Due to CXCL10/CXCL11 detrimental effects on vessel homeostasis,5 8 9 their higher baseline concentration in VEDOSS thereafter developing SSc likely mirrors the earliest vascular bed alteration(s)/modification(s)/rearrangement(s) occurring when vasculopathy is still at low degree. With vascular damage progression, serum chemokines increased, as suggested by level stratification according to the capillaroscopic patterns. VEDOSS subjects retaining lower CXCL10/CXCL11 overtime (at T0 and T1) did not evolve to definite SSc and maintained normal capillaroscopic pattern.

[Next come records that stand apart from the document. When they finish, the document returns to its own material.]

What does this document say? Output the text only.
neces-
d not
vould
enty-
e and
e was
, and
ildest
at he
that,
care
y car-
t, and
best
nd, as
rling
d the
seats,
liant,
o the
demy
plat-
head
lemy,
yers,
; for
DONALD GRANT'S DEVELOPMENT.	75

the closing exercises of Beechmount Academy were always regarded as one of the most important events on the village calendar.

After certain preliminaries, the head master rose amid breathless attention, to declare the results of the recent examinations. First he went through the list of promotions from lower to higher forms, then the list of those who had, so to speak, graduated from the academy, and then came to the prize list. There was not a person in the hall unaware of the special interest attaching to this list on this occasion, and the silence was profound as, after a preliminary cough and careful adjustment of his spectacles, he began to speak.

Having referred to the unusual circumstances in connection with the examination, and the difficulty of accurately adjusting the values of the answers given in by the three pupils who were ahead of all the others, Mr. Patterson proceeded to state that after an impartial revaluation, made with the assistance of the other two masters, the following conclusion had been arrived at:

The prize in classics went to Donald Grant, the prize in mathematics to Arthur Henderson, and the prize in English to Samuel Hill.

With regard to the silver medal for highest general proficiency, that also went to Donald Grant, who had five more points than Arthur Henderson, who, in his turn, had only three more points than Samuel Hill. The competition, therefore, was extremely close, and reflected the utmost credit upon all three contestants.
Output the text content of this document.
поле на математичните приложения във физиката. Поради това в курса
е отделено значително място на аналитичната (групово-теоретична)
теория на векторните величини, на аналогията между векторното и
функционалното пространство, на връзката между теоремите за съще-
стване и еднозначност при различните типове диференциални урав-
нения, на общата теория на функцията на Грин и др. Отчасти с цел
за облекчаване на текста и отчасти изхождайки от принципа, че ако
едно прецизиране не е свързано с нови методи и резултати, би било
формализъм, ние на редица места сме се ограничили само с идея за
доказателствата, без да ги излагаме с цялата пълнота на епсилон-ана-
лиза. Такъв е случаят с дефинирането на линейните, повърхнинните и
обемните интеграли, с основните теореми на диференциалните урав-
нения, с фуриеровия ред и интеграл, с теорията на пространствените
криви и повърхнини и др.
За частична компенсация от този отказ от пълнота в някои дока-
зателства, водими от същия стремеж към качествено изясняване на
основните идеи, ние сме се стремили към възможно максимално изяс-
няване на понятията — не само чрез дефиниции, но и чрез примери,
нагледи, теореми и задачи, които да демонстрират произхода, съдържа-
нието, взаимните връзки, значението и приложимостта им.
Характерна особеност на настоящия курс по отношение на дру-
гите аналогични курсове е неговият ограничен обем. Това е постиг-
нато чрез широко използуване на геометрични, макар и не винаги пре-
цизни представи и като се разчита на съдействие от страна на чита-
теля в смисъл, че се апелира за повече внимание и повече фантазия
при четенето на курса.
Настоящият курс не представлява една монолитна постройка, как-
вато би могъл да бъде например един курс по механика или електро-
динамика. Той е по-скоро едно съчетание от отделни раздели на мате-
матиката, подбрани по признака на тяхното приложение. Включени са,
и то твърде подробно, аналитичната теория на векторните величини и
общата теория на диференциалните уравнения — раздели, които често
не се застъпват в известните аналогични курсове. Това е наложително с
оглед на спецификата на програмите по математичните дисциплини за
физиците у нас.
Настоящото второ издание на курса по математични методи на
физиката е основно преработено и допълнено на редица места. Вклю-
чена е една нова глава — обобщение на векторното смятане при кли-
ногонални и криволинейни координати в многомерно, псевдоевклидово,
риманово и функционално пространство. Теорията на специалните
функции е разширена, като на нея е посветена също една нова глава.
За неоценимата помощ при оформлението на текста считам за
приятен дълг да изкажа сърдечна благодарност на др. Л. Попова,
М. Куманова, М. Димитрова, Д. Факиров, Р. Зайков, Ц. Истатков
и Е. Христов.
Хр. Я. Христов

The small sample size investigated did not allow more robust combined analysis, completed by several validation stages, required by studies on functional biomarkers.10 Result confirmation needs larger sample size, including more clinical variables and closer follow-up. This preliminary cross-sectional/retrospective analysis encourages further and larger works to ascertain if chemokines may be really the turning point from VEDOSS to definite SSc.